Potomac Company collection, 1785-1822 (majority within 1785-1795)

7 items

This collection contains 7 items pertaining to the Potomac Company's administrative affairs in the late 18th century and to its efforts to create canals along unnavigable portions of the Potomac River.

This collection (7 items) contains correspondence and documents related to the work of the Potomac Company in the 1780s and 1790s, particularly regarding its administrative affairs.

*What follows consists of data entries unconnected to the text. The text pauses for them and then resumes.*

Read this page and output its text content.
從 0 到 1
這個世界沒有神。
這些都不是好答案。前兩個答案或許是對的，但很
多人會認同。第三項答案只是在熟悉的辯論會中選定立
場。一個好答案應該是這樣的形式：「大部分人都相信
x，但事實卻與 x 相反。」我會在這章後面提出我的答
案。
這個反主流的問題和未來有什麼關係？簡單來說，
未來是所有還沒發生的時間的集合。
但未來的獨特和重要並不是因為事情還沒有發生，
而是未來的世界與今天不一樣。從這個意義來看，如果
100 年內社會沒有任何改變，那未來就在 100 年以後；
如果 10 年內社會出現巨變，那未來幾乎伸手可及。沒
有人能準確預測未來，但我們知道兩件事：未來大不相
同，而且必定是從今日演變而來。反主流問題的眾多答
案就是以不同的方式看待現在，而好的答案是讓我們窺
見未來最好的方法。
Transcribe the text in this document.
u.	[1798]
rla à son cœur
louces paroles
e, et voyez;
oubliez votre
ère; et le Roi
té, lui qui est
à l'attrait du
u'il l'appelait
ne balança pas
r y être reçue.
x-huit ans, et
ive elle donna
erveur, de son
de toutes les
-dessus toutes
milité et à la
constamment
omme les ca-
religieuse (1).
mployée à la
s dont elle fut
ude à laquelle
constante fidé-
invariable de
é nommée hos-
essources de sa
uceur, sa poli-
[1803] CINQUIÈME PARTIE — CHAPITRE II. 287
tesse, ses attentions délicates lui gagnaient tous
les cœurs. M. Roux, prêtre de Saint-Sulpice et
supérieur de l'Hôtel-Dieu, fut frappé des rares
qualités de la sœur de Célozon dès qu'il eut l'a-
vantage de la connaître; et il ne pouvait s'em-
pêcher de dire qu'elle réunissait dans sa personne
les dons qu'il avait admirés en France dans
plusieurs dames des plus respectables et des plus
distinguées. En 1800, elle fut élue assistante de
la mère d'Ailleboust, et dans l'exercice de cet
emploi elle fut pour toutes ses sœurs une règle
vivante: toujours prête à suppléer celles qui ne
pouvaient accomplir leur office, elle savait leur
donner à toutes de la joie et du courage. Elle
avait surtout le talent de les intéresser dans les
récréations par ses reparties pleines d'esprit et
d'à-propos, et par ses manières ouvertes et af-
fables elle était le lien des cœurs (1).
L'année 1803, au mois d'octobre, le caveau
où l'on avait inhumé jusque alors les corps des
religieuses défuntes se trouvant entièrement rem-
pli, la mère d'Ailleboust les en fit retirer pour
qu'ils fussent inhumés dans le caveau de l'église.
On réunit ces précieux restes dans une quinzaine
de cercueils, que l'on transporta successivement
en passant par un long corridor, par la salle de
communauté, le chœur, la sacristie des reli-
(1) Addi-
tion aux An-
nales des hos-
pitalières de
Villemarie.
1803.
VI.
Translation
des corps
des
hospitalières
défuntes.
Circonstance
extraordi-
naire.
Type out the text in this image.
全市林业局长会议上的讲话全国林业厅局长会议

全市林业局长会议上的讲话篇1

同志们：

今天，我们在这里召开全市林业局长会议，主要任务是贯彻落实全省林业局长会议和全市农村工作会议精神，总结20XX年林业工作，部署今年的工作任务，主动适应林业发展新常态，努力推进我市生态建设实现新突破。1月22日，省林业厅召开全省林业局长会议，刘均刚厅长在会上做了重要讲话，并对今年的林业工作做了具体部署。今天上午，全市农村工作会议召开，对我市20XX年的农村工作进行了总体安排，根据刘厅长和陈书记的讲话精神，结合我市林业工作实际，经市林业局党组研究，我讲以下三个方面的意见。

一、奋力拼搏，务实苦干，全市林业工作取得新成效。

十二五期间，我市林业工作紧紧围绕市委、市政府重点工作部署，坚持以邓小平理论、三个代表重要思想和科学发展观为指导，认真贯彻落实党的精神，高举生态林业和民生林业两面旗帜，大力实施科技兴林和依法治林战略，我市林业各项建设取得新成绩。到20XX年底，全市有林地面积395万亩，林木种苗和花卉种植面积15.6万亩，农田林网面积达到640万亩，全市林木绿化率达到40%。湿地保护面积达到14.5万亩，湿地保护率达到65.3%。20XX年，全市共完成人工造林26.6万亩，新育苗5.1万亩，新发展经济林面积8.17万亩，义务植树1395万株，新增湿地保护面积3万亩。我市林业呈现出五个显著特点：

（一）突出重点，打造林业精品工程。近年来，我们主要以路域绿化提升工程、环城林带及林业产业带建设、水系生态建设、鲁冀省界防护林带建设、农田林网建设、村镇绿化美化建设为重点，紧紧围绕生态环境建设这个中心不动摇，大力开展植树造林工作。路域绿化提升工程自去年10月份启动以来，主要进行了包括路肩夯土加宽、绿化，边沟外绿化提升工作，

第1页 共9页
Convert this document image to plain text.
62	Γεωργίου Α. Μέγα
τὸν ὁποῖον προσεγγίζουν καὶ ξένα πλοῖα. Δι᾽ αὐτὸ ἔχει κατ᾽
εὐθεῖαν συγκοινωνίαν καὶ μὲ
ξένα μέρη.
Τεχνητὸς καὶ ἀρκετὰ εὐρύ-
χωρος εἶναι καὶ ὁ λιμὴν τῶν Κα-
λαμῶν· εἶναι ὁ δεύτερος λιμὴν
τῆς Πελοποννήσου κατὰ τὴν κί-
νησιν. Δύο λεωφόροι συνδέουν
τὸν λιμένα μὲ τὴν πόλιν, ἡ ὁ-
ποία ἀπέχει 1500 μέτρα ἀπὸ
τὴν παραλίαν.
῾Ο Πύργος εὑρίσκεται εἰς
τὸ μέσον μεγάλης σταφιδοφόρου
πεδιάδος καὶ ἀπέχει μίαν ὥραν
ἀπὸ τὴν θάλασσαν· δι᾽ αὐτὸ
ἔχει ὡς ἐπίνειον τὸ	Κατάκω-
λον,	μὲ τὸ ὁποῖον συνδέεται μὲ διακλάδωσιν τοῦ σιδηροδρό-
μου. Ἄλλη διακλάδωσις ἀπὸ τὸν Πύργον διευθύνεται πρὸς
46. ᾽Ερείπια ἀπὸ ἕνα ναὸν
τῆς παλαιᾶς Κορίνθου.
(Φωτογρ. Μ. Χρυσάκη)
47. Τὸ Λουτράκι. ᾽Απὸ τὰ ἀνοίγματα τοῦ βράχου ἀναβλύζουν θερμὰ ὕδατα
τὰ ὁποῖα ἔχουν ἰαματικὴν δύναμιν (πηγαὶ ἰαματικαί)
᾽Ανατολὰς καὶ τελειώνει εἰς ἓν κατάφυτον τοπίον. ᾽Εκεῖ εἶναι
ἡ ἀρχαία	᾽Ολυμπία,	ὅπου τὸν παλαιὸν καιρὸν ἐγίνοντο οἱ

James Rumsey's 3-page letter of September 6, 1785, describes the difficulties he encountered while working on the river, such as an insufficient number of tools and trouble paying laborers. In his letter of April 15, 1786, Abel Westfall proposed furnishing rations for the company's workmen. Other items are an order for the company's financiers to provide funds (March 2, 1786), William Weston's letter to Potomac Company president John Fitzgerald, providing notice that he had been authorized by the Schuylkill and Susquehanna Canal's managers to work for the Potomac Company (February 9, 1795), and documents from the company treasurer, authorizing John Fitzgerald to vote, or another man to vote on his behalf, at meetings (July 21, 1789, and July 1795). A partial letter from Isaac Briggs to Governor Thomas M. Randolph discusses a method of using cones to create map projections and mentions a projection by "Hamstead" (June 14, 1822).